Salían luego cargando con las prendas de más valía, que echaban sobre el «recado» o metían en las maletas; y continuaban su marcha devastadora, señalando cada etapa con un exceso.
A ocasiones, encontraban a los dueños en sus viviendas, en preparativos de irse a los montes, o a otros que arreaban presurosos sus bestias de confianza a lo largo de las laderas para buscar refugio en la espesura, en fraternal intimidad con los tigrinos y capívaras. Iban mujeres, niños y viejos, cuando no inválidos de la sangrienta guerra; a veces gente moza y varonil, muy osada y aguerrida.
Entonces los episodios eran terribles.
La soldadesca desbordada, acometía la caravana, dispersaba sus miembros y se distribuía los despojos; si ya no era que, reunidos los mocetones -uno contra diez- cargaban ciegos a daga y trabuco rompiendo filas, en tanto los débiles corrían a ampararse en las malezas.

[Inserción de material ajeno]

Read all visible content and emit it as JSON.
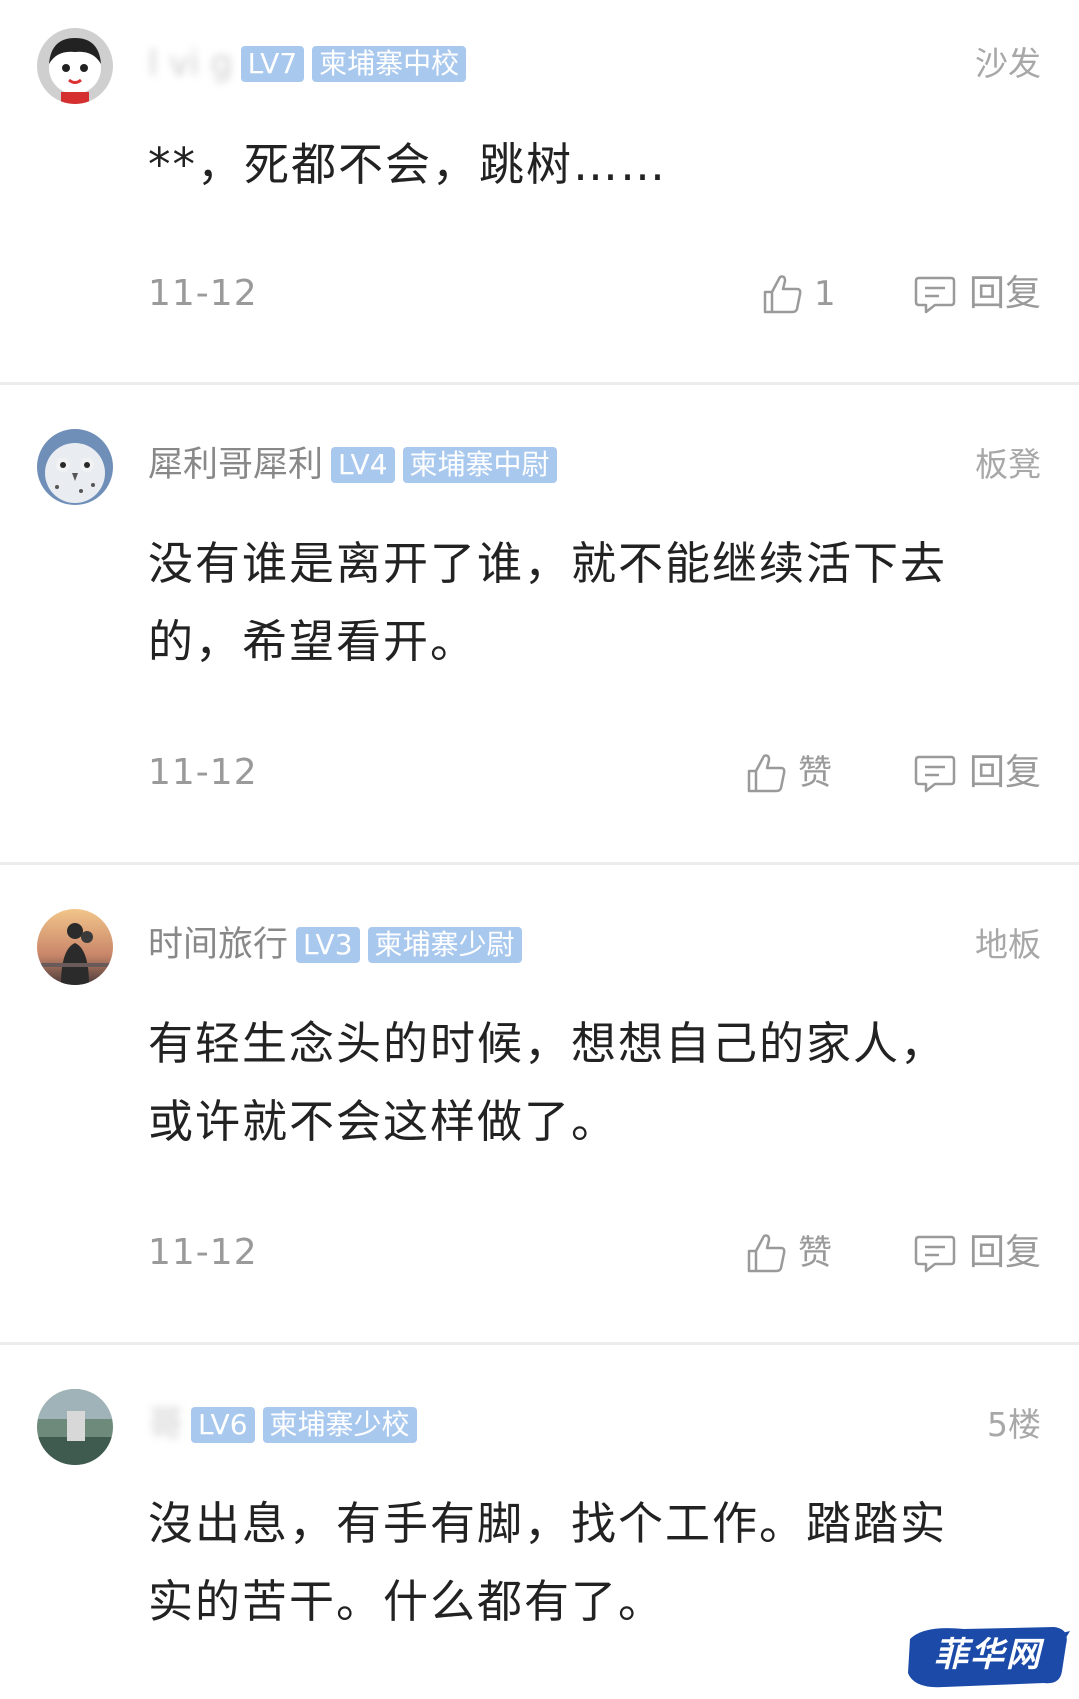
{
  "comments": [
    {
      "username": "l vi g",
      "username_blurred": true,
      "level": "LV7",
      "rank": "柬埔寨中校",
      "floor": "沙发",
      "text": "**，死都不会，跳树……",
      "date": "11-12",
      "like_label": "1",
      "reply_label": "回复",
      "avatar": "cartoon-face-icon"
    },
    {
      "username": "犀利哥犀利",
      "username_blurred": false,
      "level": "LV4",
      "rank": "柬埔寨中尉",
      "floor": "板凳",
      "text": "没有谁是离开了谁，就不能继续活下去的，希望看开。",
      "date": "11-12",
      "like_label": "赞",
      "reply_label": "回复",
      "avatar": "owl-photo-icon"
    },
    {
      "username": "时间旅行",
      "username_blurred": false,
      "level": "LV3",
      "rank": "柬埔寨少尉",
      "floor": "地板",
      "text": "有轻生念头的时候，想想自己的家人，或许就不会这样做了。",
      "date": "11-12",
      "like_label": "赞",
      "reply_label": "回复",
      "avatar": "sunset-couple-photo-icon"
    },
    {
      "username": "哥",
      "username_blurred": true,
      "level": "LV6",
      "rank": "柬埔寨少校",
      "floor": "5楼",
      "text": "沒出息，有手有脚，找个工作。踏踏实实的苦干。什么都有了。",
      "date": "",
      "like_label": "",
      "reply_label": "",
      "avatar": "blurred-photo-icon"
    }
  ],
  "watermark": {
    "text": "菲华网",
    "color": "#1b4aa8"
  },
  "colors": {
    "badge": "#a8c8ee",
    "divider": "#ececec",
    "muted_text": "#9a9a9a"
  }
}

En estos encuentros ignorados y dramas lúgubres solía suceder también que en medio del botín y del desorden, «matreros» bravos, en montón saliendo sigilosos del vecino monte, caían de súbito sobre la tropa dispersa con el estrépito de una manada en día de corrida y la diezmaban sin perdón, ultimando en el suelo hasta el último vencido.
Mas, bien luego aparecían nuevas fuerzas en las próximas «cuchillas», repitiéndose las tétricas escenas en toda la zona hostil, hasta que ya los campos talados no ofrecían aliciente ni de los bosques taciturnos brotaban voces agresivas.
De este modo, decirse puede que no hubo un pago, un río, un arroyo, una sierra, un llano, una loma donde no corriese sangre.
Los cuerpos sin vida quedaban desnudos al sol y a la lluvia, lejos de ojos piadosos, como los de animales montaraces allí donde les sorprendió la muerte.
Raro era quien por moroso afecto ataba un cadáver a un madero y lo subía a las ramas de un ceibo para que así escondido en bóveda valiosa entretejida de enredaderas salvase al diente del felino ya que no al pico del cuervo.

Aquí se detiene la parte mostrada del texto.